Le gouvernement sud-coréen a dépensé 1,2 billion de wons (850 millions de dollars) pour développer des manuels scolaires utilisant l’IA, mais le programme national a été réduit après seulement quatre mois, en raison d’allégations de textes inexactes, de préoccupations concernant la vie privée et de l’augmentation de la charge de travail du personnel et des élèves.
Selon le journaliste Junhyup Kwon dans Rest Of World, un étudiant a déclaré : « Tous nos cours ont été retardés en raison de problèmes techniques avec les manuels. […] J’ai eu du mal à rester concentré et à suivre. Les manuels ne proposaient pas de leçons adaptées à mon niveau. »
Kim Jong-hee, responsable numérique de Dong-A Publishing, l’un des développeurs de manuels scolaires, a souligné les avantages des livres d’IA : « L’utilisation d’appareils numériques auxquels les étudiants sont habitués les maintient plus concentrés, éveillés et plus enclins à participer.
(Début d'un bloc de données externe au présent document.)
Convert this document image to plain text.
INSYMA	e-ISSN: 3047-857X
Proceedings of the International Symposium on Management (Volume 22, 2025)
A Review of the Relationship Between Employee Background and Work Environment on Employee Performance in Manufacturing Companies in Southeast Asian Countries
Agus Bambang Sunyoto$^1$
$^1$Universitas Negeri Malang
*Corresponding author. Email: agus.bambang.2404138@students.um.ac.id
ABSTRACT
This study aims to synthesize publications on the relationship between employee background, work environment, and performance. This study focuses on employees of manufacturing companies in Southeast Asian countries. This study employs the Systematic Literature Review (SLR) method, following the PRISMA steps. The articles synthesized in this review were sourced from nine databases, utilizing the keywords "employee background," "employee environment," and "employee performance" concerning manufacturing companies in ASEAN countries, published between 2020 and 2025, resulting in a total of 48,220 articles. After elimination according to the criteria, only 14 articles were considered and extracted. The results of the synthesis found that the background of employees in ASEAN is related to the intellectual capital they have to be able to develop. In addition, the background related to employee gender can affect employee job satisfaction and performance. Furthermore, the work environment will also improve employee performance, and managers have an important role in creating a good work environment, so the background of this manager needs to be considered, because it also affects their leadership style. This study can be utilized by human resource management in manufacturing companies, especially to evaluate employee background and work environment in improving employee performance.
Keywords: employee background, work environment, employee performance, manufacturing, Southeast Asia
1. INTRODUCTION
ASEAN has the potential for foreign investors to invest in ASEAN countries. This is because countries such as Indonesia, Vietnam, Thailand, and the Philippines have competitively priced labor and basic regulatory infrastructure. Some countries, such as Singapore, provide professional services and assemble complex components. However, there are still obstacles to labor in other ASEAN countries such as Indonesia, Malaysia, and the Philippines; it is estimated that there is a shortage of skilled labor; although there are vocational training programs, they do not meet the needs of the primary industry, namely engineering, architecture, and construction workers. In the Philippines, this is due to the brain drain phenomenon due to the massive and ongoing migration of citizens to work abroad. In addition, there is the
Les manuels offrent un soutien plus personnalisé aux élèves ayant des difficultés avec les leçons. »
Le gouvernement coréen avait initialement commandé aux éditeurs de produire les manuels scolaires d’IA, qui ont dépensé environ 567 millions de dollars pour développer ces textes en ligne et numériques. L’utilisation des manuels d’IA est devenue obligatoire dans le pays dès le début de l’année scolaire en mars, mais est depuis devenue « optionnelle » après seulement un semestre. Le nombre d’écoles utilisant les manuels d’IA a diminué de moitié au cours de cette période.
Lors d’une intervention à l’Assemblée nationale en janvier de cette année, la législatrice Kang Kyung-sook a demandé au ministre de l’Éducation : « Les manuels traditionnels prennent 18 mois à développer, neuf mois pour la révision et six mois pour la préparation. Mais les manuels d’IA n’ont pris que 12 mois [pour le développement], trois [mois pour la révision] et trois mois [pour la préparation] […]. Pourquoi cette précipitation ? Comme ils visent les enfants, ils nécessitent une vérification minutieuse et des procédures soigneuses. »
L’échec du projet de manuels d’IA a également été attribué à la politisation de la question et au changement de gouvernement lors du déploiement du programme.
Les programmes technologiques dans les écoles depuis l’adoption généralisée de l’internet sont relativement courants, ont coûté beaucoup moins cher aux contribuables et ont duré beaucoup plus longtemps, malgré un échec ultérieur ou un réalignement complet. Dans la province de Guateng en Afrique du Sud au début des années 2000, le projet des écoles en ligne visait à équiper les écoles de laboratoires informatiques et de connexions internet, mais a été abandonné en 2013 pour un coût d’un milliard de rands (57 millions de dollars), selon certains rapports.
En 2019, le 1BestariNet de la Malaisie, un environnement d’apprentissage virtuel basé sur le cloud, a été interrompu après huit ans, suite à des enquêtes sur des incohérences présumées entre les revendications de vitesse d’internet et la réalité vécue par de nombreuses écoles. Le coût total de ce projet a été estimé à plusieurs milliards de ringgits (un milliard de ringgits équivaut à environ 235 millions de dollars).
Cependant, la rapidité de l’échec du projet de manuels d’IA en Corée du Sud et son coût élevé suggèrent que l’adoption éducative de textes d’IA livrés numériquement est semée de difficultés. Une étude académique menée par le Massachusetts Institute of Technology publiée plus tôt cette année a laissé entendre que l’utilisation de l’IA dans des contextes éducatifs réduit l’activité cérébrale à long terme, ce qui suggère que la technologie pourrait ne pas être adaptée aux esprits en développement.